W.M.: In questo processo d’evoluzione, quanto hanno inciso eventuali diverse richieste dei musicisti? Ossia, le esigenze del chitarrista classico moderno sono cambiate, dal punto di vista dello strumento che desidera imbracciare, rispetto al chitarrista classico del secolo scorso?

A.M. Sono convinto che il liutaio e il chitarrista debbano collaborare strettamente il primo al servizio del secondo. Quando questa collaborazione funziona, le due figure arrivano ad influenzarsi a vicenda. A questo proposito vorrei citare una frase che sintetizza questo mio pensiero: “una chitarra, di per sé, non ha niente da dire ma rappresenta la voce dell’artista che, di volta in volta, la tocca. E’ tanto migliore quanto più fedelmente riesce a restituire le intenzioni musicali di chi la suona, arrivando, nei casi più felici, ad ispirarle.”
Da un punto di vista strettamente tecnico, è sotto gli occhi di tutti il livello raggiunto dalle nuove generazioni di chitarristi, anche grazie a chitarre che sono straordinariamente pronte nella risposta, ovvero sono capaci di reagire generosamente a livello sonoro, richiedendo l’immissione di meno energia, a tutto vantaggio della fluidità e dell’agilità, e anche della dinamica e della timbrica, a patto che il musicista sappia sfruttare queste potenzialità. 

W.M.: Raccontiamo allora ai nostri lettori come si svolte, di solito, il rapporto tra il musicista e il liutaio dal momento che lo contatta per farsi costruire un nuovo strumento….

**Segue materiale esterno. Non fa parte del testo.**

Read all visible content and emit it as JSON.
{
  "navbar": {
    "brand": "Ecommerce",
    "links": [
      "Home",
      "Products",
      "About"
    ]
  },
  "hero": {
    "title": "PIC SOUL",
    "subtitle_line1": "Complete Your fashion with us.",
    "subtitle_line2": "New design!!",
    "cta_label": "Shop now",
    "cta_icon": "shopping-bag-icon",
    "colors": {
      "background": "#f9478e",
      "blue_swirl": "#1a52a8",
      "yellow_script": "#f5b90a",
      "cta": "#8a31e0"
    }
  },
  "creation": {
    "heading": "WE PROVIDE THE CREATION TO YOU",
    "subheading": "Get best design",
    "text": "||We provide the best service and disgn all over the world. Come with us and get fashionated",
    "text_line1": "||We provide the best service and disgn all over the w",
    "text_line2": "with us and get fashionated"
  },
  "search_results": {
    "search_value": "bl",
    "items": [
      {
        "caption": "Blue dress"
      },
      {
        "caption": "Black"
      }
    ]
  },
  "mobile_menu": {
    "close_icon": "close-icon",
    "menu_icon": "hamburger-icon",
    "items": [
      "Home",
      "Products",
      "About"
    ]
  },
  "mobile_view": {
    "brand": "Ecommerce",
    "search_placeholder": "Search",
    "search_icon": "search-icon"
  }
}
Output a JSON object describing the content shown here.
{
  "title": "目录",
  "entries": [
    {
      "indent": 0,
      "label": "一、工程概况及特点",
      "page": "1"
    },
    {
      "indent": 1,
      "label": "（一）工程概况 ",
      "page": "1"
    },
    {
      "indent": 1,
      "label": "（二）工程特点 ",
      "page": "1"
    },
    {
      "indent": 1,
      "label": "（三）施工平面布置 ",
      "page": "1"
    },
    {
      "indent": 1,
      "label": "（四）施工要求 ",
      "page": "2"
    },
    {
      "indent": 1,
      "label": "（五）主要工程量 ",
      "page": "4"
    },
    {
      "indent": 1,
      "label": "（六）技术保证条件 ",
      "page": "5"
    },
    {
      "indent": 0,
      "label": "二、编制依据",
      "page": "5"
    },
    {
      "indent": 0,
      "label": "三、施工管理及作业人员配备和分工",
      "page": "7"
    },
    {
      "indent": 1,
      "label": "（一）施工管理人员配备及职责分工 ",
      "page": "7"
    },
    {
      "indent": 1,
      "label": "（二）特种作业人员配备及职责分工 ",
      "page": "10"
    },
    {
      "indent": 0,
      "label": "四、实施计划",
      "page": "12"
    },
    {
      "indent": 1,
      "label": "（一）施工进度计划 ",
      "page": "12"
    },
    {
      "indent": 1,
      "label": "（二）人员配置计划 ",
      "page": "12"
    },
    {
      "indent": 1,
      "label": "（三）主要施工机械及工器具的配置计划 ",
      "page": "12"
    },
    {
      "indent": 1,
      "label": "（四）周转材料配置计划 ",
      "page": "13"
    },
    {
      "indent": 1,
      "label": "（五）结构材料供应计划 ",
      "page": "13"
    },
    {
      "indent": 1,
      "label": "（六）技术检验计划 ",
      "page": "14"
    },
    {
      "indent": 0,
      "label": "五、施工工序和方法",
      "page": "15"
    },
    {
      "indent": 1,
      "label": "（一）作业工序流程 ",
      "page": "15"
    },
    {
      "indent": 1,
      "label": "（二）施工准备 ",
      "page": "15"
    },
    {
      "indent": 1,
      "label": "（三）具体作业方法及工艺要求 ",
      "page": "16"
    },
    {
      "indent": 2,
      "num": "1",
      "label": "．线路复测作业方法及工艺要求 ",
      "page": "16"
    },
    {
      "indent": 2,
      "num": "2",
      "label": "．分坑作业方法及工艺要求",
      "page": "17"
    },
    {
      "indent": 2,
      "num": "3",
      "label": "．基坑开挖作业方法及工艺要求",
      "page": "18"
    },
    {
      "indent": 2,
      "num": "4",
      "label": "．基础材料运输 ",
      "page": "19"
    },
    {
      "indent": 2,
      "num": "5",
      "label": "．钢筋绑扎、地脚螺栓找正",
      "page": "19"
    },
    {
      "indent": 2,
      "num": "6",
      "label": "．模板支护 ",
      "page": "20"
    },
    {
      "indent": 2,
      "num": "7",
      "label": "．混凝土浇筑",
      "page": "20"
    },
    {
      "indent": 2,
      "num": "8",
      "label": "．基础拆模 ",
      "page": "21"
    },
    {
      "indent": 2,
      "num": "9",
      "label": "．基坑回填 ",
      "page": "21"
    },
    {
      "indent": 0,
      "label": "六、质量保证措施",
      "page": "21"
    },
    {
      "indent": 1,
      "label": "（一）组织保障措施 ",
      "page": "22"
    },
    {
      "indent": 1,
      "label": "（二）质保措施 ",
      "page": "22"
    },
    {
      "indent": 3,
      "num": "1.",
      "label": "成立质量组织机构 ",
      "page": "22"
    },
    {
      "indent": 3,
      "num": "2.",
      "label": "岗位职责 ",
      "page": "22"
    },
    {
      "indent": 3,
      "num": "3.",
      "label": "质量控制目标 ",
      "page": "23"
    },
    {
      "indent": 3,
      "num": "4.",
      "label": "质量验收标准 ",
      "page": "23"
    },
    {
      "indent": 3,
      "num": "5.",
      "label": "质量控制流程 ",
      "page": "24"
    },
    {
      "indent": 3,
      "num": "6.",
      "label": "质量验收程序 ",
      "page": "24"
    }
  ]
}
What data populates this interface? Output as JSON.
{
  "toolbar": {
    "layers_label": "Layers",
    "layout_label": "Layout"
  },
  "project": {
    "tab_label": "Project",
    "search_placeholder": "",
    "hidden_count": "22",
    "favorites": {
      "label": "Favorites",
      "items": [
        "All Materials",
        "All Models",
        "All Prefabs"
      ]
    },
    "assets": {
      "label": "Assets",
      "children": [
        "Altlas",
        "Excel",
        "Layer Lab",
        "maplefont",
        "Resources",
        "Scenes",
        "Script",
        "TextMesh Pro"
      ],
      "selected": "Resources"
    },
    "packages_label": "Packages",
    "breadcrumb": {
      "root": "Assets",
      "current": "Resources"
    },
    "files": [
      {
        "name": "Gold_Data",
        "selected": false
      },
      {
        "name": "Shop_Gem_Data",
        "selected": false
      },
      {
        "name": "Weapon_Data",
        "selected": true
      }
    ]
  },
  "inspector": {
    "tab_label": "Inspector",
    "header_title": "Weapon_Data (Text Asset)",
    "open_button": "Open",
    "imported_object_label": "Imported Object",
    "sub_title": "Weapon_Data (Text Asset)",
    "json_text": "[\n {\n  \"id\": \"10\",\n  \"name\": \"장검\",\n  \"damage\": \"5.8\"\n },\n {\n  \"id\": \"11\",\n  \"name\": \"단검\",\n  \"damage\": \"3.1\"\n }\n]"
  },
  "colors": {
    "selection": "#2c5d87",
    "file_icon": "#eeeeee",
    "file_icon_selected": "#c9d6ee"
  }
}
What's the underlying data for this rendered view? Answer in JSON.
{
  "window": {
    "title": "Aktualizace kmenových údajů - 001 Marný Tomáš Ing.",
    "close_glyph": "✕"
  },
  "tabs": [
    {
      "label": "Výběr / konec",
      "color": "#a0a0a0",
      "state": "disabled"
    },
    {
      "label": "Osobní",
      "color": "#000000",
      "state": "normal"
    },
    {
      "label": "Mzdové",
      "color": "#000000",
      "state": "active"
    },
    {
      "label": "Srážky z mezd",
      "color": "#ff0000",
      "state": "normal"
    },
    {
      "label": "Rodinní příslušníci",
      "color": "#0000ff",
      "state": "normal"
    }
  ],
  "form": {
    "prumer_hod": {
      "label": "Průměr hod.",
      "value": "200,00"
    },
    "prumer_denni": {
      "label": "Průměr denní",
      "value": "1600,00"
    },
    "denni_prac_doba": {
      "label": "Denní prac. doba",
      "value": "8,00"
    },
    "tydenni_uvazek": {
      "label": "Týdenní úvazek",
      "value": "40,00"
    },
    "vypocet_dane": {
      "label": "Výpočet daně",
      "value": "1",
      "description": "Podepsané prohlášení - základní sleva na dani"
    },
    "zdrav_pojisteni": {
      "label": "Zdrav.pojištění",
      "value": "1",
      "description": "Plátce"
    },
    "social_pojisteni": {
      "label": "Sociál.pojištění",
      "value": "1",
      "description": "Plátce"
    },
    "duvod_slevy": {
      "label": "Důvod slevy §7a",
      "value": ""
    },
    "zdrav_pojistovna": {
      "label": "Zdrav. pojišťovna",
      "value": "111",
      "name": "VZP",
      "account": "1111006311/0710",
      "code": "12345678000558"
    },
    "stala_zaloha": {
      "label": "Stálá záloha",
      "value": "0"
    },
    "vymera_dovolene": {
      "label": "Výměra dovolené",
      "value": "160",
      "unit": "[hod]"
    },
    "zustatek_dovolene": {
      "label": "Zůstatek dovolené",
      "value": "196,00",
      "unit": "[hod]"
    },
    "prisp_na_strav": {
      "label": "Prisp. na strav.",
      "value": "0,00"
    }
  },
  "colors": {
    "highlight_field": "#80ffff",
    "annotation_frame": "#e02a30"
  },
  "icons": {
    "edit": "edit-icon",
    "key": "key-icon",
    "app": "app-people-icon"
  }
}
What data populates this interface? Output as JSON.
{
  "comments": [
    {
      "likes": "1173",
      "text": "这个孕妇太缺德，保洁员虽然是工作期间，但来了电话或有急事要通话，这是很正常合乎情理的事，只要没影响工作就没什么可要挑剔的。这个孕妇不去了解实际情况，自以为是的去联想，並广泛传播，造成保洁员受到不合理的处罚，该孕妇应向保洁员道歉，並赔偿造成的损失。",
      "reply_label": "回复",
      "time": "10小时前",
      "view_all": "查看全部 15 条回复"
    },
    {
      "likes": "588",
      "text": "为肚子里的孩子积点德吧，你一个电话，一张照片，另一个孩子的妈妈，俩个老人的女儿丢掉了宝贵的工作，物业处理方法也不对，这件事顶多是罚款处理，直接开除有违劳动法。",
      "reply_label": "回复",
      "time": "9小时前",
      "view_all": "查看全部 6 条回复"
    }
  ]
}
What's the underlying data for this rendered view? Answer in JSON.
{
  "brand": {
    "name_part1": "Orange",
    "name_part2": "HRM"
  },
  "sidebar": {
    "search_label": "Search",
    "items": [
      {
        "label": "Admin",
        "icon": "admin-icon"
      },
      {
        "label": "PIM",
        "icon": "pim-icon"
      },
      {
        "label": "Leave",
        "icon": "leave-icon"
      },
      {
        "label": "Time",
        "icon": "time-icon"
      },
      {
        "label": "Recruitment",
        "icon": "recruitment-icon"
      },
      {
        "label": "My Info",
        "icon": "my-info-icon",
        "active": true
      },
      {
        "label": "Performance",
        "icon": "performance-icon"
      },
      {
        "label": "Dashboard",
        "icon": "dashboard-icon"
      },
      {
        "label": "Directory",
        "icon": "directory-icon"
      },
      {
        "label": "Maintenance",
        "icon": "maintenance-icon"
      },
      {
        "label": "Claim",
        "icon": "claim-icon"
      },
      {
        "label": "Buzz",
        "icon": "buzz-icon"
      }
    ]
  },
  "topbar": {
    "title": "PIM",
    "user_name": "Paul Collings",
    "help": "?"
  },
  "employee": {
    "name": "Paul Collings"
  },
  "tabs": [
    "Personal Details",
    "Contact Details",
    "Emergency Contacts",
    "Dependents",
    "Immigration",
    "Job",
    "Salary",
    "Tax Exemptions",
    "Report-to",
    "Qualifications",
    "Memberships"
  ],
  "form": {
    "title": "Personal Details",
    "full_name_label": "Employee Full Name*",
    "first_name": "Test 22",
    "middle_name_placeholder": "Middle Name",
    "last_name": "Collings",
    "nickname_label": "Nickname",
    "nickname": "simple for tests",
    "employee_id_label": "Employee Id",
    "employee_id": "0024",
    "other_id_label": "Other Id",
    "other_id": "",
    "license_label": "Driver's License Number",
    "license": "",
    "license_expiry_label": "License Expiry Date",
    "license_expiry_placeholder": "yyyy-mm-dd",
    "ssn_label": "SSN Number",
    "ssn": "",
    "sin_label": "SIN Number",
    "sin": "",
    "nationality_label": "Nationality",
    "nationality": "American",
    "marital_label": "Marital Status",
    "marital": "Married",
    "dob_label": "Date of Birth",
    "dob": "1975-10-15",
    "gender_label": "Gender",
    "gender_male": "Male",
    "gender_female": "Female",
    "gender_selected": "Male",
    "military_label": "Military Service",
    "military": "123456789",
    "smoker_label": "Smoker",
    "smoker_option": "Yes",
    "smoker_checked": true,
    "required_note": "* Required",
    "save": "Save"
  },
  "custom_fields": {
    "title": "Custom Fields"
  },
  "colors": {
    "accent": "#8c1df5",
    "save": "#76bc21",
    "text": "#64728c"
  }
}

A.M.: Ovviamente il rapporto col cliente inizia dalla prova delle mie ultime chitarre, in genere nel mio laboratorio o in qualche mostra. Sulla base del suo gradimento, egli decide se ordinarmi o meno una chitarra o se aspettare di provare qualche nuovo modello prima di decidere. Da momento dell’ordine alla consegna, passano circa 2 anni e mezzo. Durante l’attesa, il chitarrista è invitato a provare altre chitarre e a seguire l’evoluzione del mio lavoro e , in fine, a decidere quale dei modelli provati si avvicina maggiormente alla chitarra che vorrebbe che io costruissi per lui. Sulla base di queste indicazioni e di altre che nascono dal confronto verbale tra lui e me, progetto e realizzo lo strumento cercando di interpretare al meglio le sue esigenze. Una volta ultimato, il chitarrista può prendere tutto il tempo necessario a provare con cura lo strumento e decidere se acquistarlo o chiedermi di farne un altro con le modifiche che egli ritiene necessarie affinchè soddisfi pienamente le sue esigenze. In genere, se il lavoro è stato condotto bene durante l’attesa, il primo strumento risulta soddisfacente. 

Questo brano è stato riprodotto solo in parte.